Şair Yılmaz Odabaşı, bayrakla kan dökmeyi özdeşleştiren
yukarıdaki hezeyana “…bayrak imalatçılarıdır” diye esprili ve güzel bir dizeyle
karşılık vermişti yıllar önce.
Genelde bu böyle olmakla birlikte ve herhangi bir ulusal
bayrak taşımaktan hoşlanmadığım halde, ulusal bayraklara saygı göstermekten
yanayımdır. Madem ki bazı insanlar o bayraklarda kendi aidiyetlerini
görüyorlardır o zaman kimin bayrağı olursa olsun bütün ulusal bayraklara
saygılı davranmak gerekir. Mustafa Kemal’in en sevdiğim davranışı, İzmir’e
girerken ayaklarının altına serilen Yunan bayrağını çiğnemeyi reddedip hiçbir
ulusun ulusal bayrağının herhangi bir gerekçeyle çiğnenemeyeceğini net bir
şekilde beyan etmiş olmasıdır. Çeşitli anti-emperyalist ya da anti-Amerikan
gösterilerde Amerikan bayrağının yakılmasını da aynı gerekçeyle onaylamam.

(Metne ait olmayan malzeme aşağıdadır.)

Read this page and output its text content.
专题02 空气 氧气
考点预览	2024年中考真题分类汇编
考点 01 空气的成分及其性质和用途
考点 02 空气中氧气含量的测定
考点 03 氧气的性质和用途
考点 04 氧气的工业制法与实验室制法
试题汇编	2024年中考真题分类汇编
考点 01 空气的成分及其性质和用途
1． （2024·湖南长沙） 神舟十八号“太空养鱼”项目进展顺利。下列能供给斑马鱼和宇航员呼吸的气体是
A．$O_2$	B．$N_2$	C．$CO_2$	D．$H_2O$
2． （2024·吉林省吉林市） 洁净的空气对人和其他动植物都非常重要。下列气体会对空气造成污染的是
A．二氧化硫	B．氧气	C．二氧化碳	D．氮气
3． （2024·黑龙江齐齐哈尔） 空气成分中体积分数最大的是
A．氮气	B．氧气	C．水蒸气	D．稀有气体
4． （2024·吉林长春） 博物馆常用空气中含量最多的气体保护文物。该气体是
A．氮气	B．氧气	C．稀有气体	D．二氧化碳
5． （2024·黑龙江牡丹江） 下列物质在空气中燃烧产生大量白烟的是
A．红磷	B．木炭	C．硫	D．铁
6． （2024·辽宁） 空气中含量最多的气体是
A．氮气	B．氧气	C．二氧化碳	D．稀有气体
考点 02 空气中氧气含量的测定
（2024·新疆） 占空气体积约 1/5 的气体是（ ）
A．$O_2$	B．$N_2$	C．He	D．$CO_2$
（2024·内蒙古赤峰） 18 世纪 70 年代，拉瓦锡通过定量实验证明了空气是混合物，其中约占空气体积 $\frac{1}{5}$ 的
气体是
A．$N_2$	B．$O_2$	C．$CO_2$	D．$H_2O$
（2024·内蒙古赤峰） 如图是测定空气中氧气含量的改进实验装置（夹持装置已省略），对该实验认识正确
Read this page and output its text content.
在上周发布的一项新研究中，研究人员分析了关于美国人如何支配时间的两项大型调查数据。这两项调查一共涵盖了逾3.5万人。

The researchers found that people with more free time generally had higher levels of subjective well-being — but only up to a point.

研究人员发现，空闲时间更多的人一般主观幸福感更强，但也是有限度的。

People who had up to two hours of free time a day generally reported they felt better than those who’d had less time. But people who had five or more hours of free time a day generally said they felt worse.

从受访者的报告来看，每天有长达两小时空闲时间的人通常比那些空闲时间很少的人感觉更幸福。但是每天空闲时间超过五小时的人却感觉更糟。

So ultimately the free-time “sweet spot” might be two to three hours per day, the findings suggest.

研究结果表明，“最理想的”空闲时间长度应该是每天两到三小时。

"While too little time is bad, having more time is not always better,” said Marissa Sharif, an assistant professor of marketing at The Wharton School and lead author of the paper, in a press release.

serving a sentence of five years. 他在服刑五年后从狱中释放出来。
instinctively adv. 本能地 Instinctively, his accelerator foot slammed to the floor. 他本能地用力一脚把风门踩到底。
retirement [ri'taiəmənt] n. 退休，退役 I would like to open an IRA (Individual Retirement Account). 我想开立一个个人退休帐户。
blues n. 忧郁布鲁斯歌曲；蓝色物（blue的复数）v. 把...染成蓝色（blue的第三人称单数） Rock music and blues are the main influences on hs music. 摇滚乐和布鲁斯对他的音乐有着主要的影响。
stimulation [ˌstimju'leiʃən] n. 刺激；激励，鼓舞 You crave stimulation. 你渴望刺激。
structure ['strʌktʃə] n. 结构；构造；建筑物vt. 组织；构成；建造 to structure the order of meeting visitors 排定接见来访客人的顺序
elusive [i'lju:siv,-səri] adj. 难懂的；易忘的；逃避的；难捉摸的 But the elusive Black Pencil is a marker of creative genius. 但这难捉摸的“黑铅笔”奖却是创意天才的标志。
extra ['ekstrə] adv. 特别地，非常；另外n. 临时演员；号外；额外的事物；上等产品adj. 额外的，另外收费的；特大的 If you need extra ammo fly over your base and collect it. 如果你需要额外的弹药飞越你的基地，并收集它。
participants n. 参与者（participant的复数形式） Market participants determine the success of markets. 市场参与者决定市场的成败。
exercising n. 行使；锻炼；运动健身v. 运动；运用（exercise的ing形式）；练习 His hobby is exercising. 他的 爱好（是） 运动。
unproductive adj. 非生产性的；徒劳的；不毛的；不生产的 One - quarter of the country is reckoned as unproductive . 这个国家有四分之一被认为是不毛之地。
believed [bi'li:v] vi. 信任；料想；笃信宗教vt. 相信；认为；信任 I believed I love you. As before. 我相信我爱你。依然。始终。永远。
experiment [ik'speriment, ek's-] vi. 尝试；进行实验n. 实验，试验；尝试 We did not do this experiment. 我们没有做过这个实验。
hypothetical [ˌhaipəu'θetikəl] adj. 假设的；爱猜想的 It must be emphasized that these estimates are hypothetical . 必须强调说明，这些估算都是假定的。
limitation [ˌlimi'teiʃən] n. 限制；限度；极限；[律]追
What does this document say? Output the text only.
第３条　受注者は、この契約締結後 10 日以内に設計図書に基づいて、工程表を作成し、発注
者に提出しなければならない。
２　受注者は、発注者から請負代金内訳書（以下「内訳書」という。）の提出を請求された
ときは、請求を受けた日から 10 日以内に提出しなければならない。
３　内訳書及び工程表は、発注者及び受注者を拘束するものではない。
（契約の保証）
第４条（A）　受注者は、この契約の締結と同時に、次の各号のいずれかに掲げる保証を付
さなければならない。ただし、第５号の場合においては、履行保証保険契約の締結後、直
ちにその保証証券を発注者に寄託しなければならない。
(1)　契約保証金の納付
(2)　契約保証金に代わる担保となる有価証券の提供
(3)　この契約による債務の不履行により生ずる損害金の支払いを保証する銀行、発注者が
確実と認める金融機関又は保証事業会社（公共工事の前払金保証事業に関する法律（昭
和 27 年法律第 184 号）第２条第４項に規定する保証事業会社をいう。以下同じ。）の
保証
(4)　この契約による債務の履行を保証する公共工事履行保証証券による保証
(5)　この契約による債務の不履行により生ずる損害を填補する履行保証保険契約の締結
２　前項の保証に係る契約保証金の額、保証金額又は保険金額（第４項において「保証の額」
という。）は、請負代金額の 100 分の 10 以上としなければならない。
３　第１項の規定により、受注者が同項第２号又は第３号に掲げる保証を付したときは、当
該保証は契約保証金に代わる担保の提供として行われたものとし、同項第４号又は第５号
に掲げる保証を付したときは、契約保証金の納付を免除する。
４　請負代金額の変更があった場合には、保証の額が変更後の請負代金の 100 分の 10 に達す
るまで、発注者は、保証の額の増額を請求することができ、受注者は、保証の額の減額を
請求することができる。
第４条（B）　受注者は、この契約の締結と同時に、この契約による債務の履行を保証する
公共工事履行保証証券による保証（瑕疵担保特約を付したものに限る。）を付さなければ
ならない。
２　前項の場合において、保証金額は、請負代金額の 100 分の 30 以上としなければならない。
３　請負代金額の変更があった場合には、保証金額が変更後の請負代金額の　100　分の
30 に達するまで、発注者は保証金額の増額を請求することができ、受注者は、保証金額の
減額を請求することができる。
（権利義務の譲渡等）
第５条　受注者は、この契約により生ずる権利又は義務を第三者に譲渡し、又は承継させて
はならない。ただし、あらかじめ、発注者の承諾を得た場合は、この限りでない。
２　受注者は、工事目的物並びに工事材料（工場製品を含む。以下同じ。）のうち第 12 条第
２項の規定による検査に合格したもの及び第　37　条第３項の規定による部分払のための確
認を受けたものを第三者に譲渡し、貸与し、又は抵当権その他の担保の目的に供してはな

Bugünlerde bir bayrak tartışmasıdır gidiyor. Hükümete
yamanan tutumuyla bir hayli prestij kaybetmiş olan MHP’li Devlet Bahçeli,
muhtemelen iyice zedelenen prestijini yeniden onarmak amacıyla bir bardak suda
fırtına yaratıp hükümete yükleniyor. Ne o efendim, Barzani karşılanırken onu
temsil eden Kürdistan “paçavrası” nasıl dalgalandırılırmış “Türk” toprağında.
Bu tartışmada on beş yıldır ilk kez kendimi AKP hükümetinin tutumuna daha yakın
hissettim.
Bir kere, her şey bir yana, Irak’taki Kürdistan özerk
bölgesinin temsilcisi Barzani, Türkiye’ye resmi davetli olarak gelmiştir.
Dolayısıyla bu özerk bölgenin bayrağının göndere çekilmesinden daha doğal bir
şey olamaz. Bahçeli, doğrudan bu davete karşıysa onu söylesin. Bu tartışılsın.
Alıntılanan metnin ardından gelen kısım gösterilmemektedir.